The problem in the retail sector is that the majority of mortgages on shopping centers are balloon mortgages, where most of the principal is due at maturity. “If there is nobody out there to refinance that mortgage, the loan is technically in default,” he says. In the case of default, in theory, banks could take back the property.

What happens if this doesn't go through? “That's our big concern,” says Kercheval. “We think that this will be unlike the heart attack or stroke that's killing the auto industry, but rather like a slow, insidious cancer, with bits and pieces of the industry dying off.”

Yesterday, the New York Times also looked at the efforts.

“We have profound risk on our hands at the moment,” said Bruce Mosler, the president and chief executive of Cushman & Wakefield, a commercial brokerage firm.

Jeffrey DeBoer, the president and chief executive of the Real Estate Roundtable, an industry group based in Washington, agreed. “Commercial real estate debt will be the next major problem that policy makers need to address,” he said.

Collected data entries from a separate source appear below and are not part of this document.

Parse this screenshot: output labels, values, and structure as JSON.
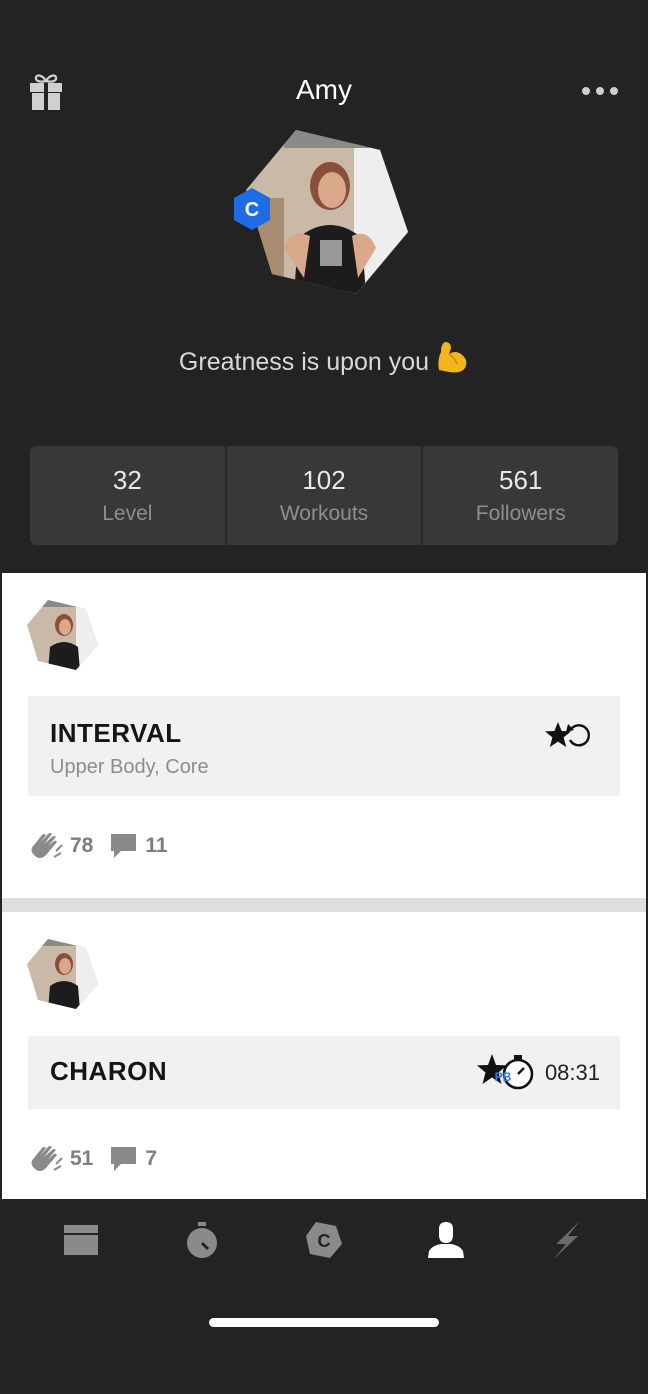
{
  "header": {
    "title": "Amy",
    "tagline": "Greatness is upon you",
    "tagline_emoji": "💪",
    "badge_letter": "C"
  },
  "stats": [
    {
      "value": "32",
      "label": "Level"
    },
    {
      "value": "102",
      "label": "Workouts"
    },
    {
      "value": "561",
      "label": "Followers"
    }
  ],
  "feed": [
    {
      "workout_name": "INTERVAL",
      "workout_sub": "Upper Body, Core",
      "claps": "78",
      "comments": "11",
      "icon": "star-retry-icon"
    },
    {
      "workout_name": "CHARON",
      "workout_time": "08:31",
      "pb_label": "PB",
      "claps": "51",
      "comments": "7",
      "icon": "personal-best-stopwatch-icon"
    }
  ],
  "tabbar": {
    "items": [
      "workouts-icon",
      "timer-icon",
      "crossfit-c-icon",
      "profile-icon",
      "activity-icon"
    ],
    "active_index": 3
  },
  "colors": {
    "background": "#232323",
    "stat_box": "#383838",
    "badge_blue": "#1e6be6",
    "pb_blue": "#2e7be8"
  }
}
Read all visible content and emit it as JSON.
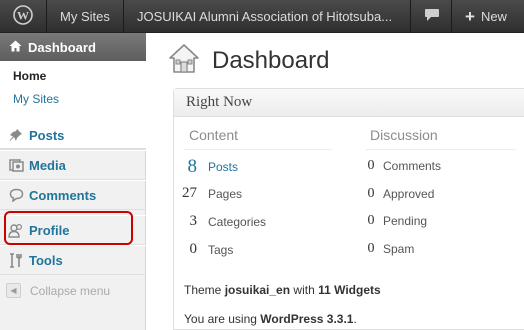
{
  "adminbar": {
    "wp_icon": "wordpress-logo-icon",
    "my_sites": "My Sites",
    "site_name": "JOSUIKAI Alumni Association of Hitotsuba...",
    "comments_icon": "speech-bubble-icon",
    "new_label": "New",
    "new_icon": "plus-icon"
  },
  "sidebar": {
    "dashboard": "Dashboard",
    "submenu": {
      "home": "Home",
      "my_sites": "My Sites"
    },
    "items": [
      {
        "label": "Posts",
        "icon": "pushpin-icon"
      },
      {
        "label": "Media",
        "icon": "media-icon"
      },
      {
        "label": "Comments",
        "icon": "speech-bubble-icon"
      },
      {
        "label": "Profile",
        "icon": "users-icon"
      },
      {
        "label": "Tools",
        "icon": "tools-icon"
      }
    ],
    "collapse": "Collapse menu",
    "highlight_color": "#cc0000"
  },
  "main": {
    "title": "Dashboard",
    "title_icon": "house-icon",
    "panel": {
      "title": "Right Now",
      "content_head": "Content",
      "discussion_head": "Discussion",
      "content": [
        {
          "count": "8",
          "label": "Posts"
        },
        {
          "count": "27",
          "label": "Pages"
        },
        {
          "count": "3",
          "label": "Categories"
        },
        {
          "count": "0",
          "label": "Tags"
        }
      ],
      "discussion": [
        {
          "count": "0",
          "label": "Comments"
        },
        {
          "count": "0",
          "label": "Approved"
        },
        {
          "count": "0",
          "label": "Pending"
        },
        {
          "count": "0",
          "label": "Spam"
        }
      ],
      "theme": {
        "prefix": "Theme",
        "name": "josuikai_en",
        "with": "with",
        "widgets": "11 Widgets"
      },
      "version": {
        "prefix": "You are using",
        "name": "WordPress 3.3.1",
        "suffix": "."
      }
    }
  },
  "colors": {
    "link": "#21759b",
    "adminbar": "#3a3a3a",
    "menu_active": "#6d6d6d"
  }
}
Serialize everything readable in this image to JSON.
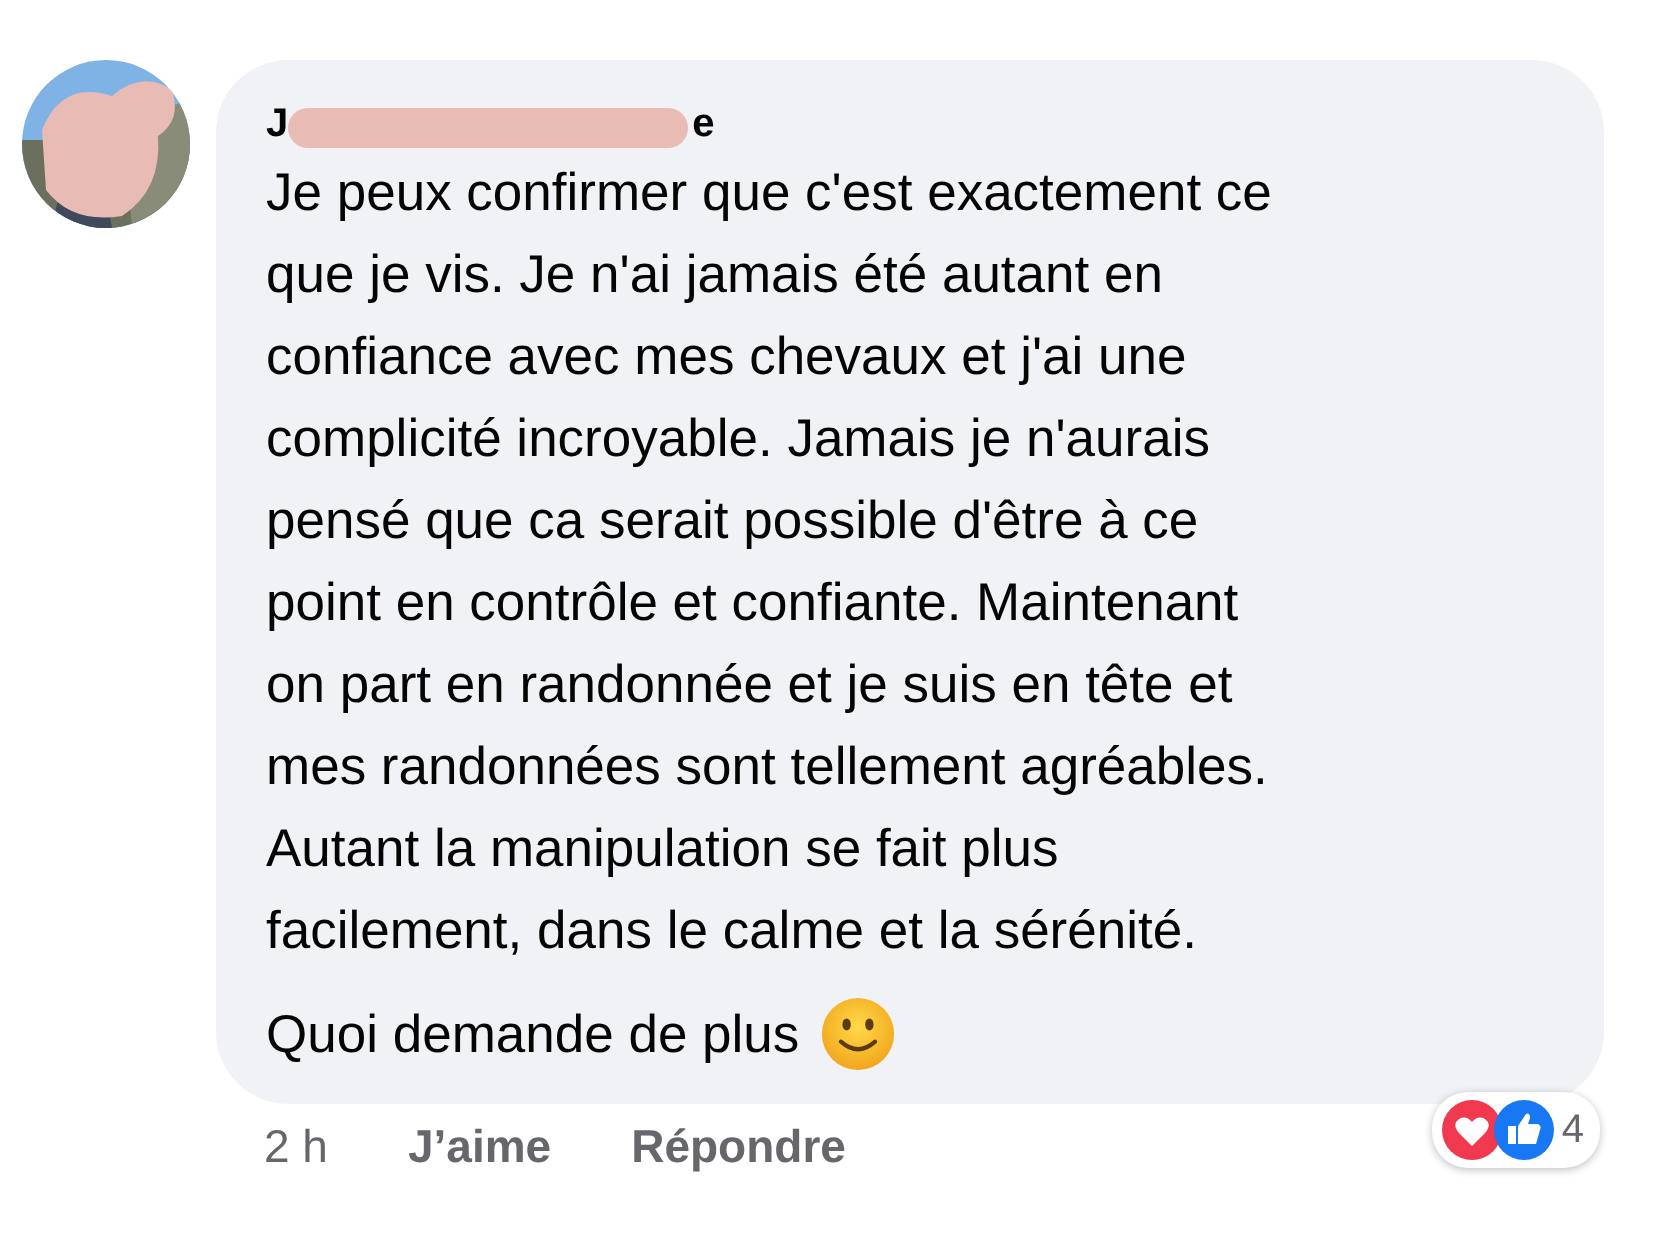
{
  "comment": {
    "author_start": "J",
    "author_end": "e",
    "text": "Je peux confirmer que c'est exactement ce\nque je vis. Je n'ai jamais été autant en\nconfiance avec mes chevaux et j'ai une\ncomplicité incroyable. Jamais je n'aurais\npensé que ca serait possible d'être à ce\npoint en contrôle et confiante. Maintenant\non part en randonnée et je suis en tête et\nmes randonnées sont tellement agréables.\nAutant la manipulation se fait plus\nfacilement, dans le calme et la sérénité.",
    "closing": "Quoi demande de plus",
    "time": "2 h",
    "actions": [
      "J’aime",
      "Répondre"
    ],
    "reaction_count": "4"
  }
}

The commercial real estate industry relies on a steady stream of relatively short-term financing; loans are refinanced every several years or so. With the two main sources of commercial funding — bank lending and commercial mortgage-backed securities — effectively shut down, hundreds of billions of dollars worth of loans are in jeopardy of defaulting.

The bulk of the loans coming due, industry executives say, were originated two or more years ago to help finance a rash of deals in office towers, hotels and industrial buildings, many of which are generating healthy cash flow today. “We're talking about performing loans — that's the rub,” said Thomas J. Bisacquino, the president of the National Association of Industrial and Office Properties.